A few days after that [the election] we sold our team, and I engaged in business peddling Nuts. I bought my first stock from R. Gelston, 25 lbs. for $6.25. I used an old champaign basket, had a hoop tied on to it for a handle. I commenced work at Noon and sold out before midnight, profit $10.
After I had accumulated about $300. I put a small tent house on the lot of Suydam and Galloway, next door to the corner of 4th St. now J., where I sold pies, cakes, nuts, etc. I had about $600. stock when the flood came. During the time of the overflow, I boarded on the Brig Toronto. Among the boarders was our respected brother Paul – he was partner with Dr. White of St. Louis, Mo. Among the guests on the Toronto, whom I remember, were – Dr. White and family; Miss Caroline Fairchild – a most beautiful young lady -; Major Dudley, Joe Bassett; Mr. Patrick. The Proprietors, were Mayhem and Hite.
Autobiography and Reminiscence of Titus Hale, Society of California Pioneers
Roland Gelston was captain of the bark Whiton and sold his stock from his ship. He brought the first shipload of merchandise directly to Sacramento from the Eastern states. Titus doesn’t say what kind of nuts he bought from Gelston, but in July John Bidwell bought 22.5 pounds of shelled almonds from him for 80 cents a pound. Titus’s nuts must have been in the shell to be cheaper than that.
The principle entertainment was gambling and young Titus gave that a try too. But only once.

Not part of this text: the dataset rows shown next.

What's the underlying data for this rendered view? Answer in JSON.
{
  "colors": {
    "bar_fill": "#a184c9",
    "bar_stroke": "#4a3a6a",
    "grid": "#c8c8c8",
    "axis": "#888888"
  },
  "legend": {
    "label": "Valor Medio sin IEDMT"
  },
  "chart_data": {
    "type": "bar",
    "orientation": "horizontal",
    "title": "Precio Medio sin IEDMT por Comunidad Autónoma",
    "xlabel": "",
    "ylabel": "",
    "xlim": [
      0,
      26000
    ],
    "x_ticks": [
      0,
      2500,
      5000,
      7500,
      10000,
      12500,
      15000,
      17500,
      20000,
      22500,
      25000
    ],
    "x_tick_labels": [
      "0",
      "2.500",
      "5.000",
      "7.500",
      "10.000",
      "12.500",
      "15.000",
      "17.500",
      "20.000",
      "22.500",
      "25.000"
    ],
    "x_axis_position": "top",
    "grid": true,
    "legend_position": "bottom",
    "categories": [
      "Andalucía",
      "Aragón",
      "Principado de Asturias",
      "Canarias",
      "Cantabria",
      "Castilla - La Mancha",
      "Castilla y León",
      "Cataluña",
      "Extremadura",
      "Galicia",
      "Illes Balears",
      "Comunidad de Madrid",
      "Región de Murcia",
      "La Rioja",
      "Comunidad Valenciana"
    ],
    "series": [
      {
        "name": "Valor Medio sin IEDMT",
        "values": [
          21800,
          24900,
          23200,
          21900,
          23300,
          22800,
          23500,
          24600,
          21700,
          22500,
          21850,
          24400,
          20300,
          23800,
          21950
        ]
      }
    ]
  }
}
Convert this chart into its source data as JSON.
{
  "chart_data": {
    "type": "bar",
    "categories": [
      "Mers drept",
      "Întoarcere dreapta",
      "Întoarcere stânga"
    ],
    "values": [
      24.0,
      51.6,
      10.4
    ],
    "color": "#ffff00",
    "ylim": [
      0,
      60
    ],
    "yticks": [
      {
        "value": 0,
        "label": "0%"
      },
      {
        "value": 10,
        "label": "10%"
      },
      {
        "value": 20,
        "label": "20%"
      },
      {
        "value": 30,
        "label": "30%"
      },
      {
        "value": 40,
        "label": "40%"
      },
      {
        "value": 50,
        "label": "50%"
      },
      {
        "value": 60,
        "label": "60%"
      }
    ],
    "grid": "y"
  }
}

During the time I was peddling nuts, Mr. F. A. Hihn – of Santa Cruz- was peddling candy. We both frequented the Auctions. Among the Auctioneers, were Major Dudley and Dr. Pierson Starr – I followed the crowd at the auctions in day-time, and at the Gambling houses at night.

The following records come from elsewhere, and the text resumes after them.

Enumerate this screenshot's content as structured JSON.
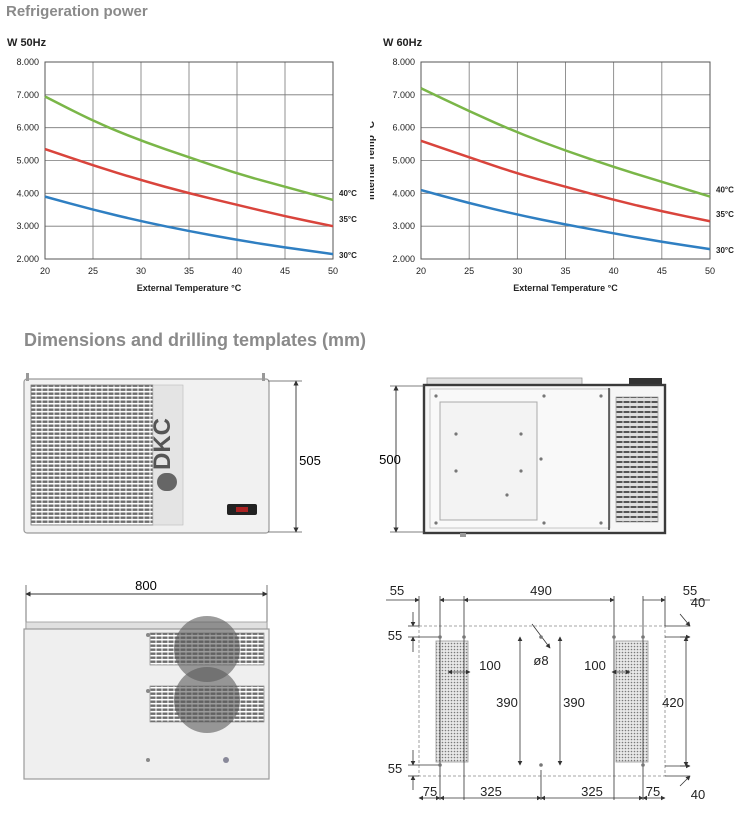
{
  "headings": {
    "refrigeration": "Refrigeration power",
    "dimensions": "Dimensions and drilling templates (mm)"
  },
  "chart_data": [
    {
      "type": "line",
      "title": "W 50Hz",
      "xlabel": "External Temperature °C",
      "ylabel": "",
      "x": [
        20,
        25,
        30,
        35,
        40,
        45,
        50
      ],
      "xlim": [
        20,
        50
      ],
      "ylim": [
        2000,
        8000
      ],
      "y_ticks": [
        "2.000",
        "3.000",
        "4.000",
        "5.000",
        "6.000",
        "7.000",
        "8.000"
      ],
      "x_ticks": [
        "20",
        "25",
        "30",
        "35",
        "40",
        "45",
        "50"
      ],
      "grid": true,
      "series": [
        {
          "name": "40°C",
          "color": "#7ab648",
          "values": [
            6950,
            6200,
            5600,
            5100,
            4600,
            4200,
            3800
          ]
        },
        {
          "name": "35°C",
          "color": "#d9443c",
          "values": [
            5350,
            4850,
            4400,
            4000,
            3650,
            3300,
            3000
          ]
        },
        {
          "name": "30°C",
          "color": "#2f7fc2",
          "values": [
            3900,
            3500,
            3150,
            2850,
            2580,
            2350,
            2150
          ]
        }
      ]
    },
    {
      "type": "line",
      "title": "W 60Hz",
      "xlabel": "External Temperature °C",
      "ylabel": "Internal Temp °C",
      "x": [
        20,
        25,
        30,
        35,
        40,
        45,
        50
      ],
      "xlim": [
        20,
        50
      ],
      "ylim": [
        2000,
        8000
      ],
      "y_ticks": [
        "2.000",
        "3.000",
        "4.000",
        "5.000",
        "6.000",
        "7.000",
        "8.000"
      ],
      "x_ticks": [
        "20",
        "25",
        "30",
        "35",
        "40",
        "45",
        "50"
      ],
      "grid": true,
      "series": [
        {
          "name": "40°C",
          "color": "#7ab648",
          "values": [
            7200,
            6500,
            5850,
            5300,
            4800,
            4350,
            3900
          ]
        },
        {
          "name": "35°C",
          "color": "#d9443c",
          "values": [
            5600,
            5100,
            4600,
            4200,
            3800,
            3450,
            3150
          ]
        },
        {
          "name": "30°C",
          "color": "#2f7fc2",
          "values": [
            4100,
            3700,
            3350,
            3050,
            2780,
            2520,
            2300
          ]
        }
      ]
    }
  ],
  "drawings": {
    "front": {
      "brand": "DKC",
      "height_dim": "505"
    },
    "back": {
      "height_dim": "500"
    },
    "top": {
      "width_dim": "800"
    },
    "template": {
      "d55_top_left": "55",
      "d490": "490",
      "d55_top_right": "55",
      "d40_top": "40",
      "d55_left": "55",
      "d100_left": "100",
      "d100_right": "100",
      "hole": "ø8",
      "d390_left": "390",
      "d390_right": "390",
      "d420": "420",
      "d55_bottom": "55",
      "d75_left": "75",
      "d325_left": "325",
      "d325_right": "325",
      "d75_right": "75",
      "d40_bottom": "40"
    }
  }
}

There were about fifteen boys in Sacramento during the winter of ‘49. Most of them took to drink. (I never drank liquor unless administered to me by a Doctor, and only three times in that way.) Some of the boys were making lots of money gambling, so one evening I concluded to change my business. I left my basket of nuts at home and went down town with the intention of making a fortune out of the Gamblers, as some of my companions had done. I bet, 50 cts. on Monte and won, I continued through the evening to win and lose, at midnight I had lost the original investment, 50 cts. I have never bet on anything since.